Modern culture today made it okay to cut from students'sleep, mental health, and freedom to grow and explore time consuming and worth while activities so that they can learn material that is rushed through and is often tested on such a narrow and quantifiable scope that many talented young adults lose the motivation to go on.

But a human being is more than a quantifiable number indicating efficiency/intellectual talent. Human beings are complex, ever-changing organisms and exist within their own ever-changing superorganism called "society" which may be defined by something entirely different in as little as 50 years. Grades matter to us now, but what if earth gets invaded and the human population needs to militarize? Now, that's an extreme example, but it shows how something highly valued can drop off the "important list" when scenarios change.

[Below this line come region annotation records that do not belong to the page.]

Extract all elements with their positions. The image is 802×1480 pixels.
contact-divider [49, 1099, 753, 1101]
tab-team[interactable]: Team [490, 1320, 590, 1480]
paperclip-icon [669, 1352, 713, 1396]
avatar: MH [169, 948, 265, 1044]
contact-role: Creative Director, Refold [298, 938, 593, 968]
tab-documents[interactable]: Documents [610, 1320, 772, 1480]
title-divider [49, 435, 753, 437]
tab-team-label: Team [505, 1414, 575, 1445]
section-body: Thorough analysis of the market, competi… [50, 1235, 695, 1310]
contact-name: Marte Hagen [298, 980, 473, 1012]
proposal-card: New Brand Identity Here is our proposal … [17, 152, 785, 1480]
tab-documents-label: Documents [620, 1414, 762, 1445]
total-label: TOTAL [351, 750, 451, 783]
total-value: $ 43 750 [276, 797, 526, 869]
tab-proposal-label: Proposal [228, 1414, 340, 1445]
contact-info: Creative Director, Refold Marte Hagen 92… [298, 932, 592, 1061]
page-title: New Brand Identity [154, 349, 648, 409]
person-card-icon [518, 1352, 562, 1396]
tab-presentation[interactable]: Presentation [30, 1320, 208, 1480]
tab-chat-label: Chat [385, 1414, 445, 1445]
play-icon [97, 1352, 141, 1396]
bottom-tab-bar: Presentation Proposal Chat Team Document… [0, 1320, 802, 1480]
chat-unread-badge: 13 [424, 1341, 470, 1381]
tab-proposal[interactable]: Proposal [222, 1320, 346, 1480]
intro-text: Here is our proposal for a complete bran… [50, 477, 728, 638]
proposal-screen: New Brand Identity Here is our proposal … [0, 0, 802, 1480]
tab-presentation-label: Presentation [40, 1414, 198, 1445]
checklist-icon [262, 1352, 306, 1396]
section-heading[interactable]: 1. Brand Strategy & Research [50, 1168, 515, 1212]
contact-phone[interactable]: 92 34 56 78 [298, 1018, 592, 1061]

Now, who's to say that we can't just shift our idea of the schooling system, but on science as a whole? Our culture heavily emphasizes the importance of measurement because we see it as objective truth. But what about the things we can't measure? What about emotion? By putting feelings on the backburner as something that "can't be measured," are we simultaneously damaging the mental health of our teens and young adults today? What has the importance of objective truth and learning the objective truth done to our subjective experiences? Does it make us feel small, insignificant, part of a tool made for measuring the universe?

Hell yes!

I'm not saying that scientific measurement is the root of all evil. That's not what I'm saying at all, I love science. But by putting all of our efforts into that research and by putting none toward the subjective, personal, and emotional needs of humanity, (the young ones particularly, the ones that need to be raised in the most healthy way to reach their greatest potential) then we are doing the world a disservice. Embrace the needs of the individual! And let the universe observe itself for a change.